After a rigorous 12 months of testing, the system proved to be accurate, reliable and practical enough to be used successfully by professional tennis. Such an aid has been long overdue where continual whinging and moaning over line calls is just as tedious as occasionally waiting a few moments for a second opinion.
Of course there are limitations to utilising video modelling programs such as Hawkeye. Not every element of sports enables a black and white decision. AFL, with so many subjective interpretations and a multitude of decisions throughout a game, has limited applications. What the AFL has shown is the drawbacks of more umpires as a solution; inconsistency, further confusion and a greater number of officials not at the required standard.
In lieu of a more sensible rotation of three field referees that also act as touch judges, determining debateable tries in League has demanded the video ref. Whilst a definitive answer may not always be forthcoming, fans welcome a more rigorous judgement than a (possibly unsighted) guesstimation. How new technology affects the balance of a game; for the attacking or the defending side, is a philosophical question.
Undoubtedly, the challenge for sport administrators is maintaining the balance between scientific certainty and general enjoyment.

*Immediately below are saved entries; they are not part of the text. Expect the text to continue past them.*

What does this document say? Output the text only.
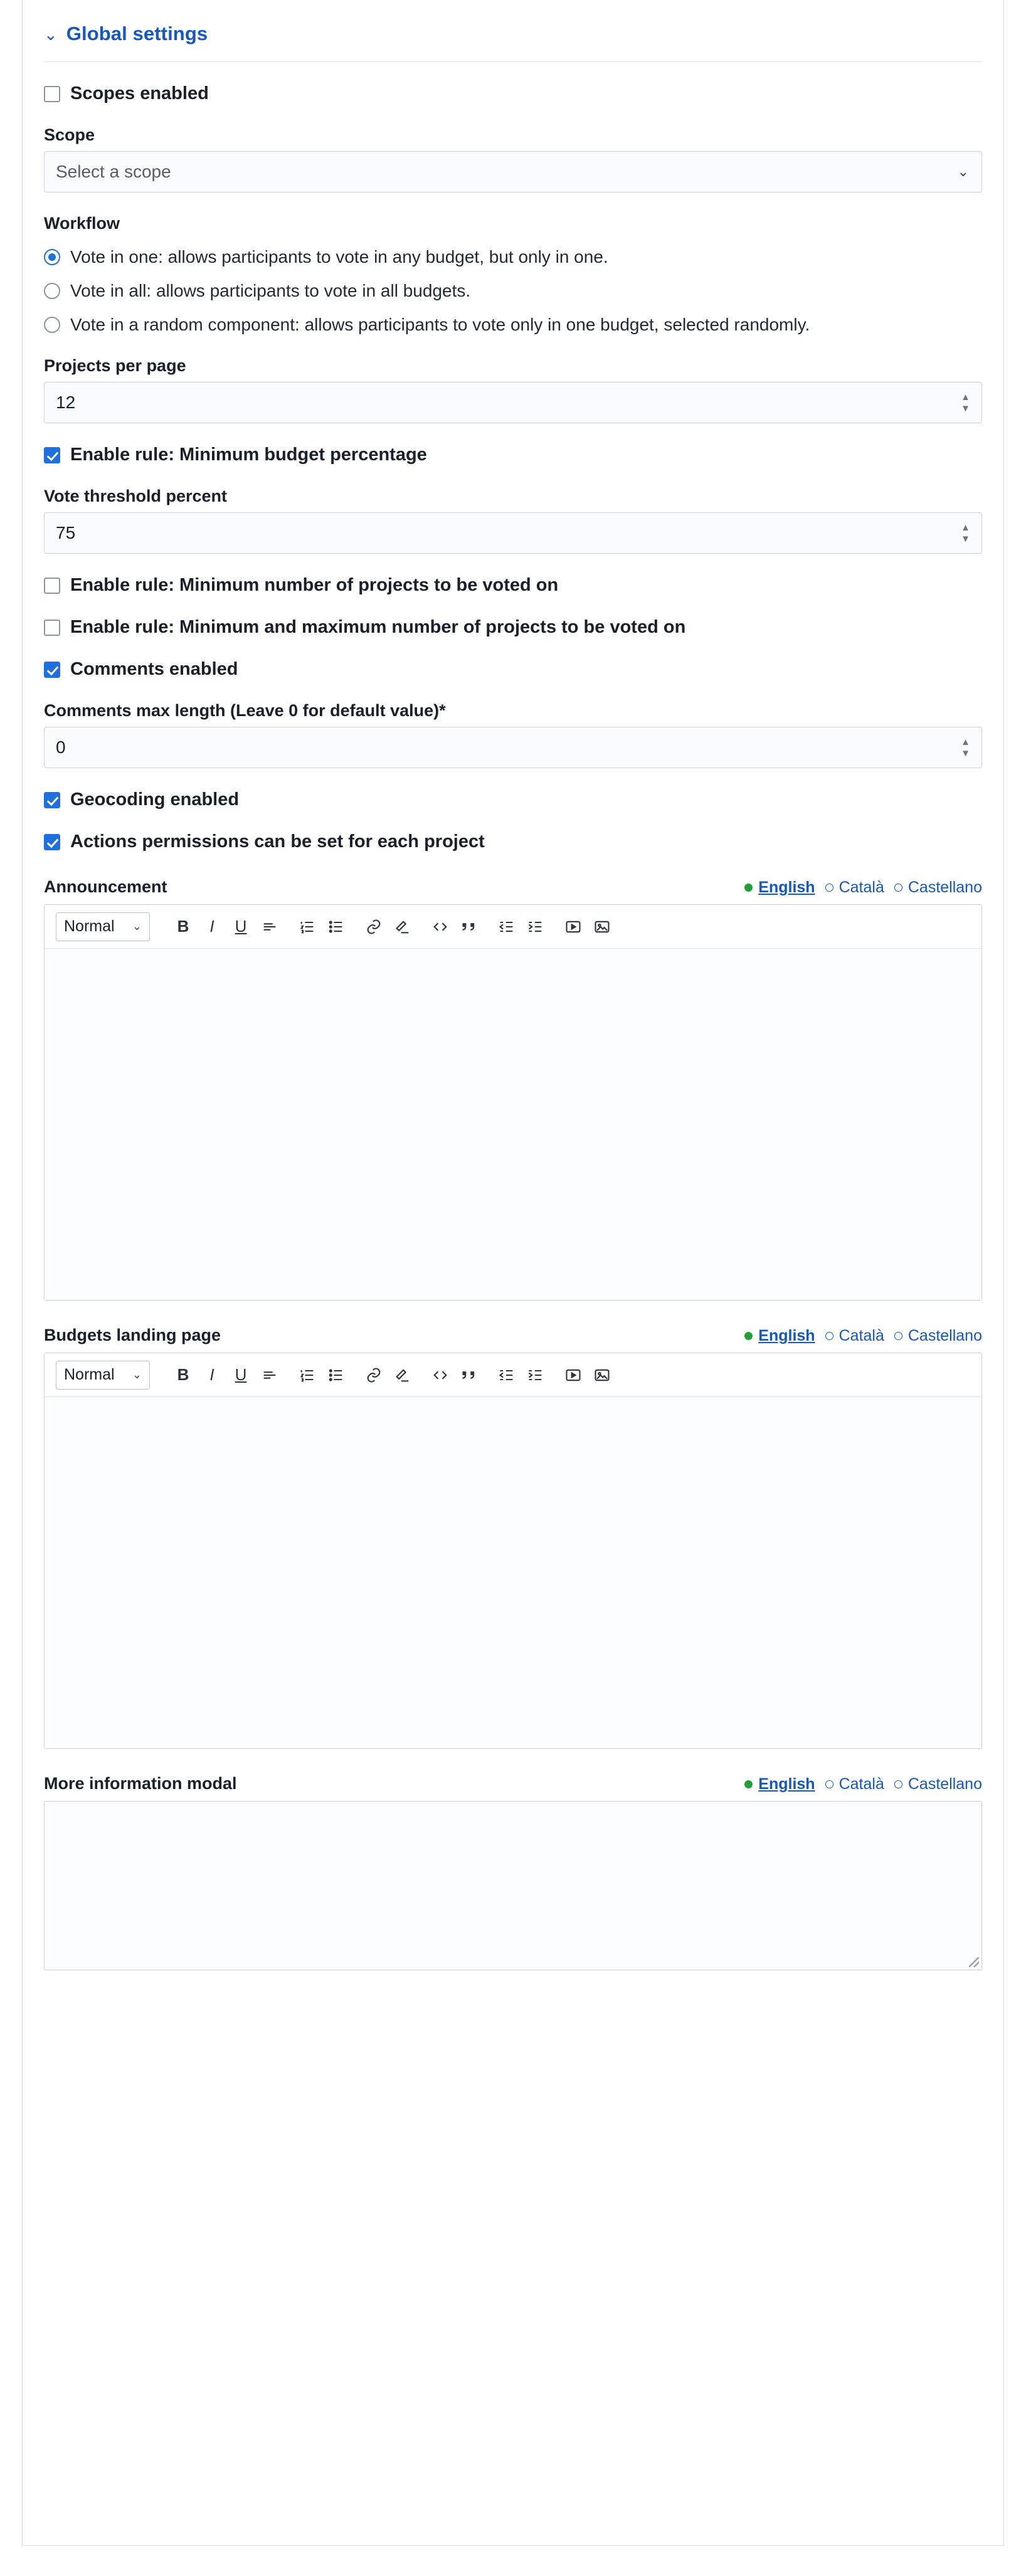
⌄ Global settings
Scopes enabled
Scope
Select a scope	⌄
Workflow
Vote in one: allows participants to vote in any budget, but only in one.
Vote in all: allows participants to vote in all budgets.
Vote in a random component: allows participants to vote only in one budget, selected randomly.
Projects per page
12	▲
▼
Enable rule: Minimum budget percentage
Vote threshold percent
75	▲
▼
Enable rule: Minimum number of projects to be voted on
Enable rule: Minimum and maximum number of projects to be voted on
Comments enabled
Comments max length (Leave 0 for default value)*
0	▲
▼
Geocoding enabled
Actions permissions can be set for each project
Announcement	English Català Castellano
Normal ⌄ B I U
Budgets landing page	English Català Castellano
Normal ⌄ B I U
More information modal	English Català Castellano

No one wants every thrilling moment to resemble waiting for an exam result. The prospect of continual disruptions in play have often been cited as the major shortcoming but sports such as the NFL and tennis have sensibly averted tedium by capping the number of challenges in a game. Put up or shut up!
No matter the technology, there will always be refereeing clangers – just less frequent and severe. After years of resistance, sports are slowly bowing to pressure to get it right but as a professional entertainment, reward for effort continues to be brought undone by outdated and overly conservative thinking. As sport performance relentlessly strives for improvement, why should officialdom dither over lifting its quality to match?
As long as sports implement its use intelligently by clearly defining its scope and the role of the referees, audio visual aids will avert much of the widespread angst and possibly some of the greater ills that threaten sport.
For better or worse, amateur hour is over.